Filmmakers have developed innovative ways of working around restrictions of shooting in closed spaces by casting their spouses, children or parents as their films' protagonists. Scripts have been developed keeping in mind the limitations, and innovative solutions to technical hurdles of photography and sound have rapidly materialised. And like Panahi and Mirtahmasb’s celebrated 2011 film, the current efforts by filmmakers from across different cinematic cultures have expanded the scope of cinema possible under restrictive conditions of any kind.

While 'lockdown' films are largely short fiction films, a few inventive documentary films have stretched the boundaries of expressive and representational language of the non-fiction form. I would like to discuss two striking examples of what I define as “lock-down aesthetics” as visible in two recent films.

A short documentary by the Tehran-based filmmaker couple Sara Khaki and Mohammad Reza Eyni titled Our Iranian Lockdown attempts to capture the fear, uncertainty, sorrow, and optimism that have defined their lives during the pandemic. The film unfolds as tersely arranged scenes shot by the director couple, with both taking turns to film their partner in distressing, vulnerable, somber, and happier moments. The audience is made witness to Khaki comforting Reza Eyni as he experiences a panic attack; Reza Eyni captures Khaki as she vents her grief over the death of her uncle from the virus. The camera is set up to capture the rhythms of their everyday life in their small apartment, inter-cut with glimpses of the near-deserted streets, the occasional street performers cheering up citizens with their music, or the anxious faces of the elderly relatives accessible only through video screens. The film deftly evokes the mixed emotions of life in an Iran under lockdown, ending with celebratory scenes of firecrackers going off on the eve of the Persian New Year, and the family preparing festive treats within the confines of their apartment. The filmmakers have successfully managed to turn the limitation of space into an aesthetic marker of their style.

Another short film titled Messages from Quarantine by Niccolo Natali and Nikola Lorenzin is a portrait of the Italian city of Milan during the lockdown filmed entirely with a drone camera. Here, the filmmakers gaze at human subjects from a distance in deference to social distancing norms. Instead of the conventional video interviews, the filmmakers record audio interviews remotely, and juxtapose them with a series of gliding, aerial shots that skilfully capture the diversity of their urban architecture, besides providing glimpses of people who inhabit these structures.

We see old apartments, new condominiums, as well as traditional houses, with the camera seeking out inhabitants from their windows, terraces and balconies. There are neighbours exchanging pleasantries, or individuals going about their daily chores or, in some cases, just simply gazing into the void. On the soundtrack, we hear voices of people speaking about their fear of contracting the deadly virus, expressing despondency about the lockdown, describing their financial and livelihood problems, or their anxiety about the uncertain future. We want to see the faces of the people whose voices are heard, but are only allowed a glimpse of them from a distance. We cannot be sure if the people we see are the ones whose voices we hear on the soundtrack. The deliberate asynchrony between the visuals and the sounds renders a unique sensuousness to the film.
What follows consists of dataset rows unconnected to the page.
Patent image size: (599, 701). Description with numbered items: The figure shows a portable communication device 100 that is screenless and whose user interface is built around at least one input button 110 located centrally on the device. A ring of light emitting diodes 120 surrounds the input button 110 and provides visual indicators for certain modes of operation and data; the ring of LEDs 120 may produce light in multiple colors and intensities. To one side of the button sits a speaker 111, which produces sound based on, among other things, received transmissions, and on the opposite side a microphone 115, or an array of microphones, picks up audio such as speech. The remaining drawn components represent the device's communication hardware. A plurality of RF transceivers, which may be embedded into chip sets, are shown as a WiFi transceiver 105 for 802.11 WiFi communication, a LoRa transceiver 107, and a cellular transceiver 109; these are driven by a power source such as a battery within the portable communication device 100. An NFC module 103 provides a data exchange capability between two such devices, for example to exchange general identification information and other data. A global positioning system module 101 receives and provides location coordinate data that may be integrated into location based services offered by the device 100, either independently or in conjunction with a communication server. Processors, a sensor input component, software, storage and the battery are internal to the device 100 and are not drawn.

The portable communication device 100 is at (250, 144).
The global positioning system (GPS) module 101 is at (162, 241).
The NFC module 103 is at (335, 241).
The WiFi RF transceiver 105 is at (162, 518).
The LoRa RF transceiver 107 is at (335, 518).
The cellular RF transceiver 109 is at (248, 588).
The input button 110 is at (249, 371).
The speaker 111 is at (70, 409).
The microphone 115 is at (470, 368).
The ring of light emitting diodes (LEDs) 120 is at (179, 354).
Stills from Messages from Quarantine. Video screenshots/nytimes.com

Together, these two films produced in different cultural and social contexts are powerful documents of life in the shadow of the pandemic. But for filmmakers and film-historians, these short films are valuable stylistic interventions too, as was Panahi and Mirtahmasb’s This is not a Film. They demonstrate the resilience of the film language when faced with restrictions, censorship, or formal challenges of various kinds. Perhaps we too are looking at the dawn of a new era in moving images and its aesthetics – a time during which filmmaking will become less location-centric, and close proximity between collaborators will cease to be a significant impediment.